Keywords: Intellectual Disability; ROH
Authors: I. Gandin1,2, F. Faletra2, M. Carella3, V. Pecile2, G. Ferrero4, E. Belligni4, P. Palumbo3, O. Palumbo3, P. Bosco5, C. Romano5, C. Belcaro1, D. Vozzi2, A. P. d'Adamo1,2; 1University of Trieste, Trieste, Italy, 2IRCCS Burlo Garofolo, Trieste, Italy, 3IRCCS Casa Sollievo della Sofferenza, San Giovanni Rotondo (FG), Italy, 4AO citta' della salute e della scienza, Torino, Italy, 5IRCCS Oasi Maria SS, Troina(EN), Italy.
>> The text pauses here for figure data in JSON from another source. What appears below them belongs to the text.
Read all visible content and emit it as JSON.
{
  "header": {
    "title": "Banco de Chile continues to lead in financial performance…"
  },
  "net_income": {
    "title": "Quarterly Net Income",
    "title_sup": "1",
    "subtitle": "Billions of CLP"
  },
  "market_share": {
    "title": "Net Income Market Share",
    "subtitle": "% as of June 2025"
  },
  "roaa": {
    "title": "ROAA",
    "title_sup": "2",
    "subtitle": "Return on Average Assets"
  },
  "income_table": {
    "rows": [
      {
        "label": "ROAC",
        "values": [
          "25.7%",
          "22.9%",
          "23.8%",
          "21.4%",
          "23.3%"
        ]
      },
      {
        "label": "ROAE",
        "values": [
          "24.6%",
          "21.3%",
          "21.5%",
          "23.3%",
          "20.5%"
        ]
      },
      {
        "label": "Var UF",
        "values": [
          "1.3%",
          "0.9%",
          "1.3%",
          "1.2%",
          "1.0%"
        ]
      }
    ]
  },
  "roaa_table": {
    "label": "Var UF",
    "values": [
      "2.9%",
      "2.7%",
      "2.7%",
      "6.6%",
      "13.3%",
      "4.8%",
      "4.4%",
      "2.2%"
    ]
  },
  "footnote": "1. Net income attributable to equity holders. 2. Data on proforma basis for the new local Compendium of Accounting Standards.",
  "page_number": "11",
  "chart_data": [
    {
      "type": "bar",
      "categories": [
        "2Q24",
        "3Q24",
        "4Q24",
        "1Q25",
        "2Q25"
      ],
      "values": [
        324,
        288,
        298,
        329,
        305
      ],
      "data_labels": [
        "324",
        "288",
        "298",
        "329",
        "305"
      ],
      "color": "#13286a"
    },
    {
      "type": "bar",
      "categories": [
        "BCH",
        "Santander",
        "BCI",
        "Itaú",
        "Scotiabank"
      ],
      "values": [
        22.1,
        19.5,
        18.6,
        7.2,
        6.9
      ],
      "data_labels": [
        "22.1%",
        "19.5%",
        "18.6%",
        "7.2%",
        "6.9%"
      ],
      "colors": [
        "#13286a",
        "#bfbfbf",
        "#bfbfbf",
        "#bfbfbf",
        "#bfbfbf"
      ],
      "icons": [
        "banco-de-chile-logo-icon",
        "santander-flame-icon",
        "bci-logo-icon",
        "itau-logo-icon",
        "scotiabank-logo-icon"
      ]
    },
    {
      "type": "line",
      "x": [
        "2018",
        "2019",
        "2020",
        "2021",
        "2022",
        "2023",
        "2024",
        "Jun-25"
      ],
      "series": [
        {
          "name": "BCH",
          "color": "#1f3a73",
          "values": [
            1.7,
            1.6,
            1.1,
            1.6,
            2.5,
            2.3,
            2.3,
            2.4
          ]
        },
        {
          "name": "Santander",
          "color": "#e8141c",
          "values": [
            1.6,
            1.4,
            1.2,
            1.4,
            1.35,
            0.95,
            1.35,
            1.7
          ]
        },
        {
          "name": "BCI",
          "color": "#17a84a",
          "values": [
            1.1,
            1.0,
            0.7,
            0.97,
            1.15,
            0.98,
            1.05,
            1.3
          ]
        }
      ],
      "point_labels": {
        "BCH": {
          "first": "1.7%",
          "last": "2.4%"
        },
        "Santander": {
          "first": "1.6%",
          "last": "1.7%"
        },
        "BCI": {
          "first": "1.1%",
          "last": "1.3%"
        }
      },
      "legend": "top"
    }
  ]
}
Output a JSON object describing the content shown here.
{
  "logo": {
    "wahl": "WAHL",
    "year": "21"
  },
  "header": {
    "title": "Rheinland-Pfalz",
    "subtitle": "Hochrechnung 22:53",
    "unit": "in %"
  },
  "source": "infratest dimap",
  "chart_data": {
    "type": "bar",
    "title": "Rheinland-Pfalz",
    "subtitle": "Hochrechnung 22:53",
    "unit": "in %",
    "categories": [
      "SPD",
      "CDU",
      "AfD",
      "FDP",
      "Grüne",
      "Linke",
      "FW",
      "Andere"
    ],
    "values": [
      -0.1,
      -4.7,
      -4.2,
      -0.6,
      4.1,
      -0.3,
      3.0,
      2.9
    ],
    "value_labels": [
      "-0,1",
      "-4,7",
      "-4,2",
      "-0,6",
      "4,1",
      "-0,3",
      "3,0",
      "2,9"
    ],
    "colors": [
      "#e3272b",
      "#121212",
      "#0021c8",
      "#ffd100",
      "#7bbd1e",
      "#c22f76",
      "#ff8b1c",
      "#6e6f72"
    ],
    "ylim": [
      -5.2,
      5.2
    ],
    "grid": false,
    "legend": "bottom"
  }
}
Abstract: Several recent studies focused on the effect of extended homozygosity on highly complex and polygenic traits where recessive inheritance may play an important role. Since excess of homozygosity might increase the risk for disorders like schizophrenia, Alzheimer disease and autism, we have set out a study to investigate the effect of ROHs on the degree of Intellectual Disability (ID). About 370 unrelated individuals with ID were collected and classified into mild/moderate ID (MM-ID) for IQ ranging from 35-40 to 70-75 and severe/profound ID (SP-ID) for IQ below 35-40. High-density SNP array data were processed with the aim of detecting and analyze ROHs. Since different array platform were used, homozygosity and ROHs mean length were compared in MM-ID vs SP-ID separately in each dataset. Results were then combined for a meta-analysis. Our data revealed an association between the amount of homozygosity and the degree of ID, according to the recent findings on autism (Gamsiz et al., 2013). Accounting for principal components to control population stratification, we tested for ROHs mean length and detected significantly (p < 0.005) longer stretches in SP-ID compared to MM-ID. Weaker association was detected in burden ROH analysis, showing an increase of the percentage of genome covered by ROHs for SP-ID cases. Extent of ROHs seems to contribute to the pathogenesis of ID, suggesting that autosomal recessive variants have a crucial role on the modulation of the severity of ID that still need to be investigated.